The P4 spec is publicly available at www.p4.org under an Apache license. Key development tools (front-end compiler and s/w switch capable of running P4 programs) is available as open-source tools, available at http://github.com/p4lang.

We have already given or will have given a shorter or longer version of this tutorial at various venues, including the P4 workshop, P4 Bootcamp, ONS Webniar, etc. Hence, the organizers are experienced in the contents and materials.

Speakers

Lecturers: Changhoon Kim and Jeongkeun "JK" Lee.

Hands-on trainers: one or two more PhD students from Stanford.

Panelists for the mini workshop: We are currently contacting people in academia, including Nate Foster (Cornell) and Minlan Yu (USC), as well as in industry.

Biographies

Changhoon Kim is Director of System Architecture at Barefoot Networks and is chairing Language Design Working Group for the P4 Language Consortium (P4.org). Before joining Barefoot, he worked at Windows Azure, Microsoft's cloud-service division, and led engineering and research projects on the architecture, performance, management, and operation of datacenter and enterprise networks. Changhoon is interested in programmable network data plane, network monitoring and diagnostics, network verification, self-programming/configuring networks, and debugging and diagnosis of large-scale distributed systems.

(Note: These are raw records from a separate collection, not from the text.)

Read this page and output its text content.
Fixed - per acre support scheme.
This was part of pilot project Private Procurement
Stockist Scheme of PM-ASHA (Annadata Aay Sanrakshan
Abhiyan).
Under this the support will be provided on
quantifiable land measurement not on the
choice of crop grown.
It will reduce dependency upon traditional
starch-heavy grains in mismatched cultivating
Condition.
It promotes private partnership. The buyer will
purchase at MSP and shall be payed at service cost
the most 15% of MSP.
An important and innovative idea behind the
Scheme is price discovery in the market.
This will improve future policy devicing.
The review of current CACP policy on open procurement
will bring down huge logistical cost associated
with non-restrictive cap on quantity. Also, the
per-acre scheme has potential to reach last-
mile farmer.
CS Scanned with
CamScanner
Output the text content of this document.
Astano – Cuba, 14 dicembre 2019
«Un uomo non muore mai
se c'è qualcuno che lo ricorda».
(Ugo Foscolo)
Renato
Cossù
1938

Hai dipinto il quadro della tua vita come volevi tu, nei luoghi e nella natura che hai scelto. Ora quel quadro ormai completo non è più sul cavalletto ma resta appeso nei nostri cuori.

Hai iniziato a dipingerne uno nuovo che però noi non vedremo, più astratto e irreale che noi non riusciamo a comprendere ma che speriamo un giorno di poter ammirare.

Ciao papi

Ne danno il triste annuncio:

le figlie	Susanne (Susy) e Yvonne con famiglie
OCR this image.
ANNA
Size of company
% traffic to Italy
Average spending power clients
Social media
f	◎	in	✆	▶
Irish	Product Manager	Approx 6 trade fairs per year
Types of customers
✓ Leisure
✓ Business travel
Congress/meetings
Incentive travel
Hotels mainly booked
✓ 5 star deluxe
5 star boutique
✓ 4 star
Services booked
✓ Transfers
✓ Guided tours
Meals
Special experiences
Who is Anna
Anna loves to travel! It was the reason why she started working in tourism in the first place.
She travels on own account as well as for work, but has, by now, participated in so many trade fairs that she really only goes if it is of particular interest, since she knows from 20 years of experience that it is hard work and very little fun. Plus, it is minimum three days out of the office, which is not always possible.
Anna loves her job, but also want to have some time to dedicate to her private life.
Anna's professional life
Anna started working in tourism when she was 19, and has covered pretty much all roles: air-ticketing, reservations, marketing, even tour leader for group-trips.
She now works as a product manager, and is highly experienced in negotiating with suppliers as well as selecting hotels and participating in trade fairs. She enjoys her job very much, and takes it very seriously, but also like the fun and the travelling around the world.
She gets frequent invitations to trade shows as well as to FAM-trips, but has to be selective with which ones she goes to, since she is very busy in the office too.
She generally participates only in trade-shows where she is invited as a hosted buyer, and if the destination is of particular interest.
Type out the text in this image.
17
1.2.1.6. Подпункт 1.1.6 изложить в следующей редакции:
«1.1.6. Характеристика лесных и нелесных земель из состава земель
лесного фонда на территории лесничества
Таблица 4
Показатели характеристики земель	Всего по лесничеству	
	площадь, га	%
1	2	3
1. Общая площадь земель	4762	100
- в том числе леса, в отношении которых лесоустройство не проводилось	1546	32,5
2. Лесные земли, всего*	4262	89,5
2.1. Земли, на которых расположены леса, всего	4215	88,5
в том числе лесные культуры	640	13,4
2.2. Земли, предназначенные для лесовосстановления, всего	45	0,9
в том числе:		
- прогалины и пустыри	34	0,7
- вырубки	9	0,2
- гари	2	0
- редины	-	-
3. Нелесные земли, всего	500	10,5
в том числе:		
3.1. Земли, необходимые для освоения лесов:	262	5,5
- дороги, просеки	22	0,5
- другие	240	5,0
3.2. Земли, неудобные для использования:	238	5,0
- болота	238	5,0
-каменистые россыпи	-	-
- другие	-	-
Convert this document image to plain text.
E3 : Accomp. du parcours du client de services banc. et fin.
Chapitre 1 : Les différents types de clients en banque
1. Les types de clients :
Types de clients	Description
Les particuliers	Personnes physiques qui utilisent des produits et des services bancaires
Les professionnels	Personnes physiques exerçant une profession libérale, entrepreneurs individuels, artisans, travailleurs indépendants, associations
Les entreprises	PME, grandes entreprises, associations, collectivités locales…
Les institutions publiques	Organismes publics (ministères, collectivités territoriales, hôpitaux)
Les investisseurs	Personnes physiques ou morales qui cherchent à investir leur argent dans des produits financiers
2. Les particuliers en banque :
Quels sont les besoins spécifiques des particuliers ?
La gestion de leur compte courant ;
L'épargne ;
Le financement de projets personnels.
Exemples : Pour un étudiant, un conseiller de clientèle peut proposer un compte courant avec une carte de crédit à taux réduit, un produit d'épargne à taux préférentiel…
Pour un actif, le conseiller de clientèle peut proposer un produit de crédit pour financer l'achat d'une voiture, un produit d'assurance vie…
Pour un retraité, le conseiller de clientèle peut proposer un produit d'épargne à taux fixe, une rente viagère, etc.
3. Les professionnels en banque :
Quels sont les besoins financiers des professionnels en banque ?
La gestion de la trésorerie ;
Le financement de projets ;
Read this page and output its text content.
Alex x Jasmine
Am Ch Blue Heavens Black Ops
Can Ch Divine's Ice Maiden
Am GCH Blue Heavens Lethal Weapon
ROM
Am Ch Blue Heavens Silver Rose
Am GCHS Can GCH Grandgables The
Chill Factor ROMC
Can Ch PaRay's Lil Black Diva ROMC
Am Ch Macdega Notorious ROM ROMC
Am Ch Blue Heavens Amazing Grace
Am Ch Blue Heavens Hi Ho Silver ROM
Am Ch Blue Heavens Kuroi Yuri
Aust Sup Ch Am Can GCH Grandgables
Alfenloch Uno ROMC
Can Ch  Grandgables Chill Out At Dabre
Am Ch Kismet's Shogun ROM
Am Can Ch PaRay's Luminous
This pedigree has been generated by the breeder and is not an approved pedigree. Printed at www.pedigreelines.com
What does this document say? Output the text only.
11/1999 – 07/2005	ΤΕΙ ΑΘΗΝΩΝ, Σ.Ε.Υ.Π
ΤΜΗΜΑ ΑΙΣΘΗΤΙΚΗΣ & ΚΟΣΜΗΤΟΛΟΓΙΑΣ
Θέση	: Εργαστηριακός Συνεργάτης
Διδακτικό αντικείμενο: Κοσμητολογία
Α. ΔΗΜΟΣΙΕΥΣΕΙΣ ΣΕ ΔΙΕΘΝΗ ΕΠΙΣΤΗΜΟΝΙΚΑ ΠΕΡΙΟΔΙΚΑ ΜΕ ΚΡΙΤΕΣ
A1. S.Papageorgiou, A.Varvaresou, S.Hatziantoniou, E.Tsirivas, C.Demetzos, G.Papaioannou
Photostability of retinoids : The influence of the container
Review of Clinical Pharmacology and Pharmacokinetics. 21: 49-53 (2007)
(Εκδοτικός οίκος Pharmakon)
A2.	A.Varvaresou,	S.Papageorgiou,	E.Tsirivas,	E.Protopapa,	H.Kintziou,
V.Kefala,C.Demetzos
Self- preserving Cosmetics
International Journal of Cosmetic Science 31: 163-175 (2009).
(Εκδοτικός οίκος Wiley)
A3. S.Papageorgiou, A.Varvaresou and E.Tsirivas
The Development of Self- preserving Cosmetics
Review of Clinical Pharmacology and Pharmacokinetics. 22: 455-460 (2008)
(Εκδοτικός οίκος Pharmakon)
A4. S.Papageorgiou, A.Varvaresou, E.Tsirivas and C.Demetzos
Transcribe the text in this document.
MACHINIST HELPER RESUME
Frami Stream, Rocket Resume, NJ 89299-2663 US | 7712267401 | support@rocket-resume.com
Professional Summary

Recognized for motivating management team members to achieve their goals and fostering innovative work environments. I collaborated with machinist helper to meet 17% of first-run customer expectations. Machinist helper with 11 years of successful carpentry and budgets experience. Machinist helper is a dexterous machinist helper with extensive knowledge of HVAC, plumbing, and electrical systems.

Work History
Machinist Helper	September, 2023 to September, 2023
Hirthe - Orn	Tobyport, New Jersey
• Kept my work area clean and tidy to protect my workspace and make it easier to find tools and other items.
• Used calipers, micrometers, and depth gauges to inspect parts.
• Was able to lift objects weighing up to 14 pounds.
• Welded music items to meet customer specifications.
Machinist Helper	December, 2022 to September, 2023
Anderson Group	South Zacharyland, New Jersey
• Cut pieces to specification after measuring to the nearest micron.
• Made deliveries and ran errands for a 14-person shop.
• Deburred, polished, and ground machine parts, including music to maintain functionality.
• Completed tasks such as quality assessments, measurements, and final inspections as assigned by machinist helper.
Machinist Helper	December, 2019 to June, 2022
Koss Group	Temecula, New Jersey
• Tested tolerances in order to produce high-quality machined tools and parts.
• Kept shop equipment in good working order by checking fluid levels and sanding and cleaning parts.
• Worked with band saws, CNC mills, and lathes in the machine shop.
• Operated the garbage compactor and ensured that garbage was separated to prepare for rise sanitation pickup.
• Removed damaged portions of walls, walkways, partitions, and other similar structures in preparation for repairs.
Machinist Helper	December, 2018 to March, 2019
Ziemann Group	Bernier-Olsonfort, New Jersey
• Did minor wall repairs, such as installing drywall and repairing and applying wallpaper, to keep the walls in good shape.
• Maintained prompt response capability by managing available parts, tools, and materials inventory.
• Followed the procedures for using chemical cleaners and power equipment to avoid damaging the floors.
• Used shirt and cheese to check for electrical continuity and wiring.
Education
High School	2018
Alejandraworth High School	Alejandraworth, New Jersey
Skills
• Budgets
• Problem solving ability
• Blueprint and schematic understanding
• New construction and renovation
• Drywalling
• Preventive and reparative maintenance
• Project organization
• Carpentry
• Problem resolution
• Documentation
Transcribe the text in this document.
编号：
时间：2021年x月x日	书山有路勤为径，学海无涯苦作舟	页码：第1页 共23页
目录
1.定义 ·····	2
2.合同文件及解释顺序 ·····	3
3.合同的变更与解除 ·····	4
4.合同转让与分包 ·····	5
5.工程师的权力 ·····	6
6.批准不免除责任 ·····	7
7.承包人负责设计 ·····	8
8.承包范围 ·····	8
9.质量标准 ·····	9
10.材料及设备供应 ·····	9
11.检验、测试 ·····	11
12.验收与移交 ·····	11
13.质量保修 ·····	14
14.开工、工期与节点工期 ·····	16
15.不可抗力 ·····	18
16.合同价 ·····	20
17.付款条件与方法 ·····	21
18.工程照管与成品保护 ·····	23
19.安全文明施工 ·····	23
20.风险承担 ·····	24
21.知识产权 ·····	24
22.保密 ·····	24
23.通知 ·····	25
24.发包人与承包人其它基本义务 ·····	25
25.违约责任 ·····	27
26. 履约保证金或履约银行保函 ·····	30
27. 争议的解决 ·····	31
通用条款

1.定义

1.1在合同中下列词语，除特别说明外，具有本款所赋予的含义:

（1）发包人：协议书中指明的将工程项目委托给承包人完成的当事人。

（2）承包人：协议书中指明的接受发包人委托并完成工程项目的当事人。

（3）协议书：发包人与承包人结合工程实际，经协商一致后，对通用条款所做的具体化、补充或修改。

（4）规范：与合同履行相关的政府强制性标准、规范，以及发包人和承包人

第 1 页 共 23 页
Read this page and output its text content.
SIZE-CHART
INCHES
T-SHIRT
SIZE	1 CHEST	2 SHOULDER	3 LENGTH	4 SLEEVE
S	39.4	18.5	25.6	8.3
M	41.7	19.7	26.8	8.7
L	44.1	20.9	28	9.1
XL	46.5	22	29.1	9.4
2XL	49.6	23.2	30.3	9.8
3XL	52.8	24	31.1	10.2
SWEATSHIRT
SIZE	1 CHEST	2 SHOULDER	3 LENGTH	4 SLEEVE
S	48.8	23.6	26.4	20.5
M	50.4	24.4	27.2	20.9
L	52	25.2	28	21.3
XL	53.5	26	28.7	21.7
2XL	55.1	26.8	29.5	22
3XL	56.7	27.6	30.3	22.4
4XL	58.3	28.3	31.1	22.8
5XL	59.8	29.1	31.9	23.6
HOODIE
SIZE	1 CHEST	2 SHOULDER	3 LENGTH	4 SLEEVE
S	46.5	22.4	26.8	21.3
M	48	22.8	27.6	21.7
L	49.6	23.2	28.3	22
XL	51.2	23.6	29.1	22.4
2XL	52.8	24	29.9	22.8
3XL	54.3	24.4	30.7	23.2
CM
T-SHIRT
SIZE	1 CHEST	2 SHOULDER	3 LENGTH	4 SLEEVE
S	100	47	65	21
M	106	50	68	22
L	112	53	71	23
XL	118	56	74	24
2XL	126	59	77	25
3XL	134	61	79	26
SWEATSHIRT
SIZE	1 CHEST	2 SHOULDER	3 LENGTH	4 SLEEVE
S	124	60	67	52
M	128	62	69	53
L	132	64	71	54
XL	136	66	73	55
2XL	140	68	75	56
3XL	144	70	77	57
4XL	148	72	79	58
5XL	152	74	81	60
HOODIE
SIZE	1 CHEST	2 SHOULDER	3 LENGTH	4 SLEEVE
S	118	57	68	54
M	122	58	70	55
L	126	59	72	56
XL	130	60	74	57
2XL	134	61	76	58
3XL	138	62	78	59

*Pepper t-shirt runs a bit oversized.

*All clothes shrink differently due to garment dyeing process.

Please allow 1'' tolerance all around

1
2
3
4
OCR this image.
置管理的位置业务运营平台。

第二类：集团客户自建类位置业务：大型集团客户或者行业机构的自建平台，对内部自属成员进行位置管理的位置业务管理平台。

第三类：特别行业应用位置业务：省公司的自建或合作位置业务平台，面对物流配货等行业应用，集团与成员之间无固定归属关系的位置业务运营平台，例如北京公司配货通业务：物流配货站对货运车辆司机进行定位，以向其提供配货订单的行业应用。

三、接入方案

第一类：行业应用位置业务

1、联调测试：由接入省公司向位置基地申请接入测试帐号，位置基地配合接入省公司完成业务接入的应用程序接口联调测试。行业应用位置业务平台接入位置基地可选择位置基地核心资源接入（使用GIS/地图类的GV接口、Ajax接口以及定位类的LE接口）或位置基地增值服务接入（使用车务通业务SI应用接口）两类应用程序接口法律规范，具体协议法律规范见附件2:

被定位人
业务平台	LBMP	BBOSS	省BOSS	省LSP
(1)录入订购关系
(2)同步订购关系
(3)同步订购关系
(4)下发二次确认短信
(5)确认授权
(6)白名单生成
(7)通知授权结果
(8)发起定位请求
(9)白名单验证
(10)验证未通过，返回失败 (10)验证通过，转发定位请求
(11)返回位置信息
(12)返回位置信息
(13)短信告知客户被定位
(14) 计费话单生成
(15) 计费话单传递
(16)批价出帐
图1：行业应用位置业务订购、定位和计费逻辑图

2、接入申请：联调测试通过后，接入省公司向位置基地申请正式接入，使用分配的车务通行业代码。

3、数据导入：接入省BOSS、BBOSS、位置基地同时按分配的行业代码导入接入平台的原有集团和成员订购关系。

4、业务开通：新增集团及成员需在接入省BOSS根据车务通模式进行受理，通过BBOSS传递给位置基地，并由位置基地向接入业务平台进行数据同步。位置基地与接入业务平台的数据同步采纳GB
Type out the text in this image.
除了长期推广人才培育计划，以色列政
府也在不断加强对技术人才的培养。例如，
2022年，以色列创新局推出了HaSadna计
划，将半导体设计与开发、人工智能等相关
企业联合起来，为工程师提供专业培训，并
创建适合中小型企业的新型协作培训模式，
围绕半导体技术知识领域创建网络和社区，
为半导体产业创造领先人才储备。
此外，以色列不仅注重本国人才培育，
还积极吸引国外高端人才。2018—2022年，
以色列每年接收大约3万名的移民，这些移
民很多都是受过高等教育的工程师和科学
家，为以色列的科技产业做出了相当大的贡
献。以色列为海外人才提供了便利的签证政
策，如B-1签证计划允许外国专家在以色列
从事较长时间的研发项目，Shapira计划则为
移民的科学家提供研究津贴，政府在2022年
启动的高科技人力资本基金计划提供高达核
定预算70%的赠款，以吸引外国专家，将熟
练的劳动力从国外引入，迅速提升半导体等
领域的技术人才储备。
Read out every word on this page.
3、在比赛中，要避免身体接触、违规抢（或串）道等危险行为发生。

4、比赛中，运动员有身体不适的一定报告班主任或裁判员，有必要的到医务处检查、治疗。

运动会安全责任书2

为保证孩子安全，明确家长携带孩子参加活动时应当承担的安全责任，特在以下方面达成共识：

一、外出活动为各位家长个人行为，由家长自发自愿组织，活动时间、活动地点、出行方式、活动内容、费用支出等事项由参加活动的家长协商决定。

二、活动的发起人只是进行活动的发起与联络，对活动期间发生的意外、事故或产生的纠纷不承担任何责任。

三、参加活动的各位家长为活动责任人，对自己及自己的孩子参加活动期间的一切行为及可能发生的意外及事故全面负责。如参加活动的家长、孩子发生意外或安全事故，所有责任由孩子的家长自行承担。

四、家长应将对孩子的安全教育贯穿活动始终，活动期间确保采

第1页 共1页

Changhoon received Ph.D. from Princeton University. Many of his R&D contributions — including VL2, Seawall, EyeQ, Ananta, and SEATTLE — are adopted in large production networks.

Jeongkeun "JK" Lee is a software engineer at Barefoot Networks, developing advanced applications on P4 dataplanes. Prior to Barefoot, he worked at Hewlett-Packard Labs on application/policy-driven networking, contributed to OpenDaylight and OpenStack. He holds 18 networking patents in US and published papers at Sigcomm, Infocom, CoNext, Mobicom, MobiSys.

References

[1] Pat Bosshart, et al. "P4: Programming protocol-independent packet processors," ACM SIGCOMM Computer Communication Review 44.3 (2014): 87-95.

[2] http://p4.org/p4/p4-and-open-vswitch/

[3] https://github.com/blp/ovs-reviews/tree/p4

[4] Changhoon Kim, et al. "In-band Network Telemetry via Programmable Dataplanes," in the demo session at SIGCOMM 2015 and SOSR 2015.

[5] Naga Katta, et al. "HULA: Scalable Load Balancing Using Programmable Data-Planes," Proceedings of the ACM SOSR, 2016.

[6] Yuliang Li, et al. "FlowRadar: A Better NetFlow for Data Centers," to appear in NSDI 2016.

[7] Huynh Tu Dang, et al. "Paxos Made Switch-y," to appear in ACM SIGCOMM Computer Communication Review.